IF 1.6 4区 医学 Q3 CLINICAL NEUROLOGY Pub Date : 2025-11-16 DOI: 10.1016/j.clineuro.2025.109257
Basel Musmar, Joanna M. Roy, Hammam Abdalrazeq, Anthony Yulin Chen, Mary-Katharine Pontarelli, Shray Patel, Stavropoula I. Tjoumakaris, Michael Reid Gooch, Robert H. Rosenwasser, Pascal Jabbour

Background and objectives

The effect of statins on outcomes following aneurysmal subarachnoid hemorrhage (aSAH) remains unclear. While randomized controlled trials (RCTs) and meta-analyses have not demonstrated consistent benefits, a key limitation is that these studies did not specifically examine patients already on statins prior to hemorrhage. This study aims to address this gap using a propensity-score weighted analysis.

Methods

This retrospective cohort study included patients with aSAH treated between 2017 and 2023. Patients were grouped based on pre-admission statin use: 79 in the statin group and 284 in the non-statin group.

Results

A total of 363 patients were included, with 79 in the statin group and 284 in the non-statin group. After adjustment, statin use was associated with a significantly lower risk of symptomatic vasospasm (OR = 0.23; 95 % CI, 0.05–0.95; p = 0.04).

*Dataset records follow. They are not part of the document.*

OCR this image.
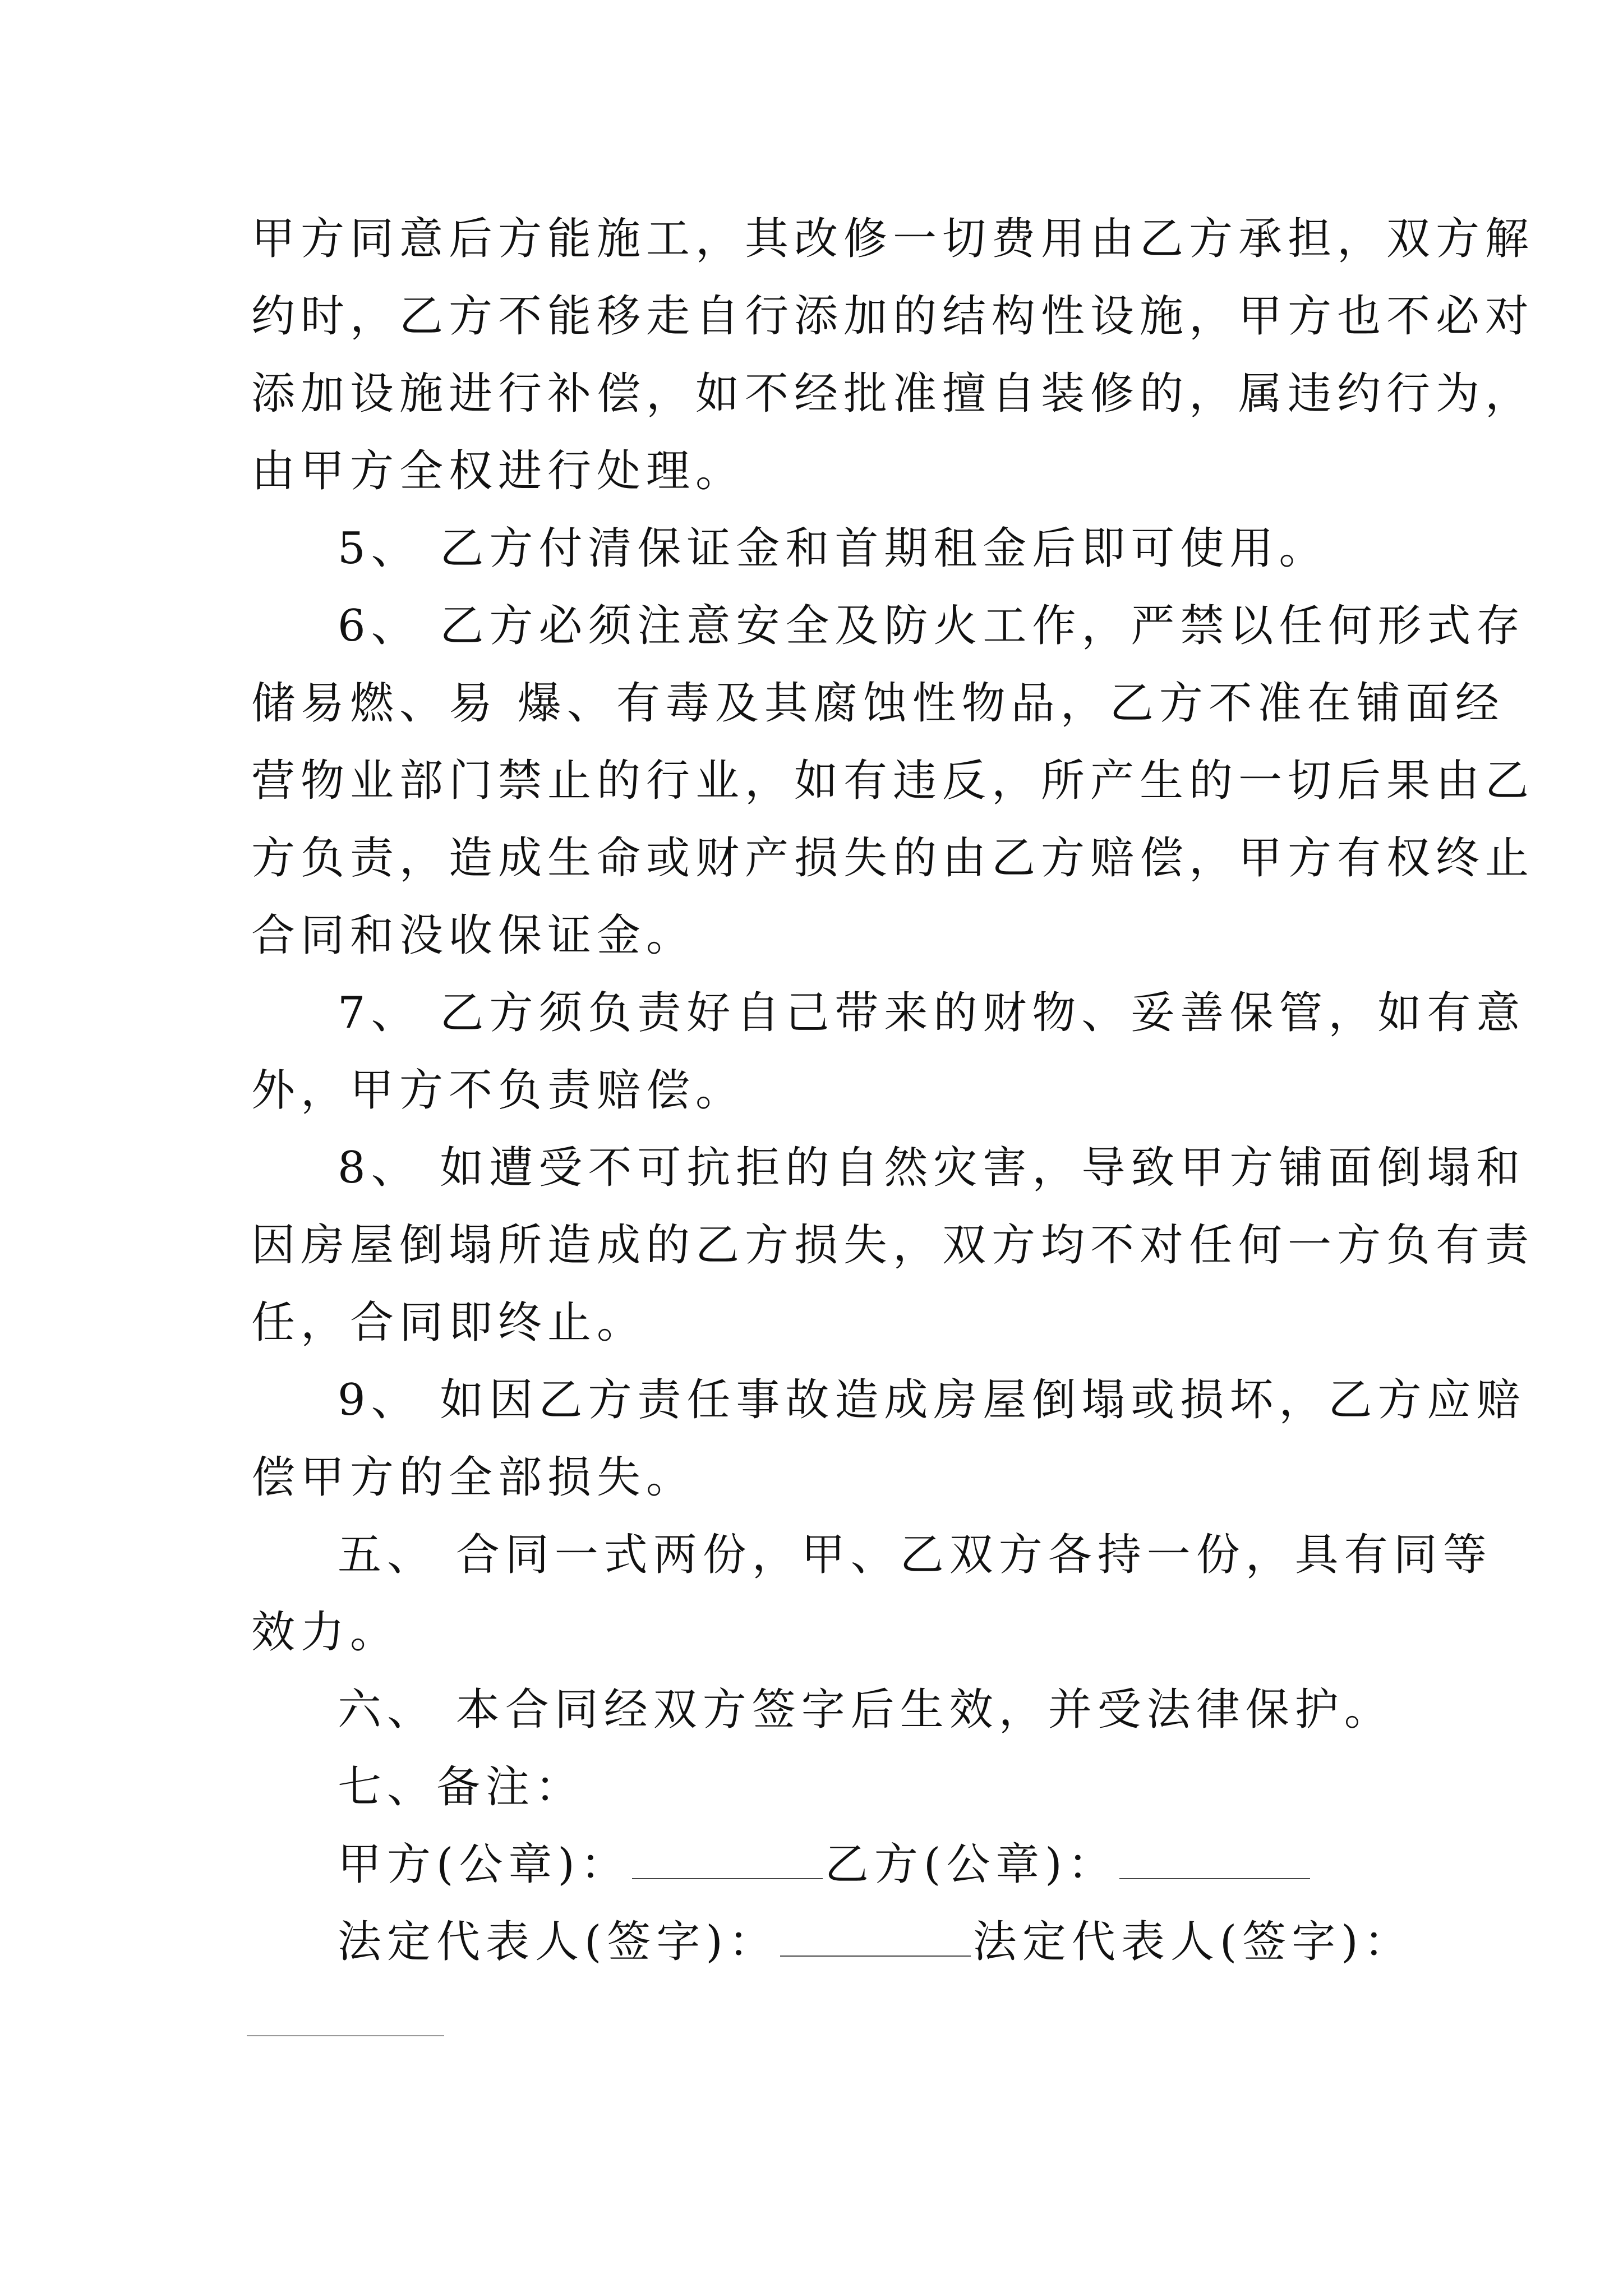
甲方同意后方能施工，其改修一切费用由乙方承担，双方解
约时，乙方不能移走自行添加的结构性设施，甲方也不必对
添加设施进行补偿，如不经批准擅自装修的，属违约行为，
由甲方全权进行处理。
5、 乙方付清保证金和首期租金后即可使用。
6、 乙方必须注意安全及防火工作，严禁以任何形式存
储易燃、易 爆、有毒及其腐蚀性物品，乙方不准在铺面经
营物业部门禁止的行业，如有违反，所产生的一切后果由乙
方负责，造成生命或财产损失的由乙方赔偿，甲方有权终止
合同和没收保证金。
7、 乙方须负责好自己带来的财物、妥善保管，如有意
外，甲方不负责赔偿。
8、 如遭受不可抗拒的自然灾害，导致甲方铺面倒塌和
因房屋倒塌所造成的乙方损失，双方均不对任何一方负有责
任，合同即终止。
9、 如因乙方责任事故造成房屋倒塌或损坏，乙方应赔
偿甲方的全部损失。
五、 合同一式两份，甲、乙双方各持一份，具有同等
效力。
六、 本合同经双方签字后生效，并受法律保护。
七、备注：
甲方(公章)：	乙方(公章)：
法定代表人(签字)：	法定代表人(签字)：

Statin use was also associated with lower odds of CTA/DSA-confirmed vasospasm, though this was not statistically significant (OR = 0.11; 95 % CI, 0.009–1.36; p = 0.08). There were no significant differences between groups in the incidence of hydrocephalus, ventriculoperitoneal (VP) shunt placement, mortality, or favorable functional outcome at discharge and at 30 days.

Conclusion

Chronic statin use prior to aSAH was associated with a significant reduction in symptomatic vasospasm. These findings highlight the importance of considering pre-ictal statin therapy when evaluating the role of statins in this setting and support further investigation in appropriately stratified populations. Given the small event rates and wide confidence intervals, these findings should be interpreted cautiously and considered hypothesis-generating.
背景和目的:他汀类药物对动脉瘤性蛛网膜下腔出血(aSAH)后预后的影响尚不清楚。虽然随机对照试验(rct)和荟萃分析没有证明一致的益处,但一个关键的局限性是,这些研究没有专门检查出血前已经服用他汀类药物的患者。本研究旨在利用倾向得分加权分析来解决这一差距。方法:本回顾性队列研究纳入了2017年至2023年间接受aSAH治疗的患者。患者根据入院前他汀类药物的使用情况进行分组:他汀类药物组79例,非他汀类药物组284例。结果:共纳入363例患者,他汀类药物组79例,非他汀类药物组284例。调整后,他汀类药物的使用与症状性血管痉挛的风险显著降低相关(OR = 0.23; 95 % CI, 0.05-0.95; p = 0.04)。他汀类药物的使用也与CTA/ dsa证实的血管痉挛的几率较低相关,尽管这没有统计学意义(OR = 0.11; 95 % CI, 0.009-1.36; p = 0.08)。在脑积水发生率、脑室-腹膜(VP)分流器放置、死亡率或出院和30天的良好功能结局方面,两组间无显著差异。结论:aSAH前慢性使用他汀类药物与症状性血管痉挛的显著减少相关。这些发现强调了在评估他汀类药物在这种情况下的作用时考虑他汀类药物孕前治疗的重要性,并支持在适当分层的人群中进行进一步的研究。考虑到小事件发生率和宽置信区间,这些发现应谨慎解释,并考虑到假设生成。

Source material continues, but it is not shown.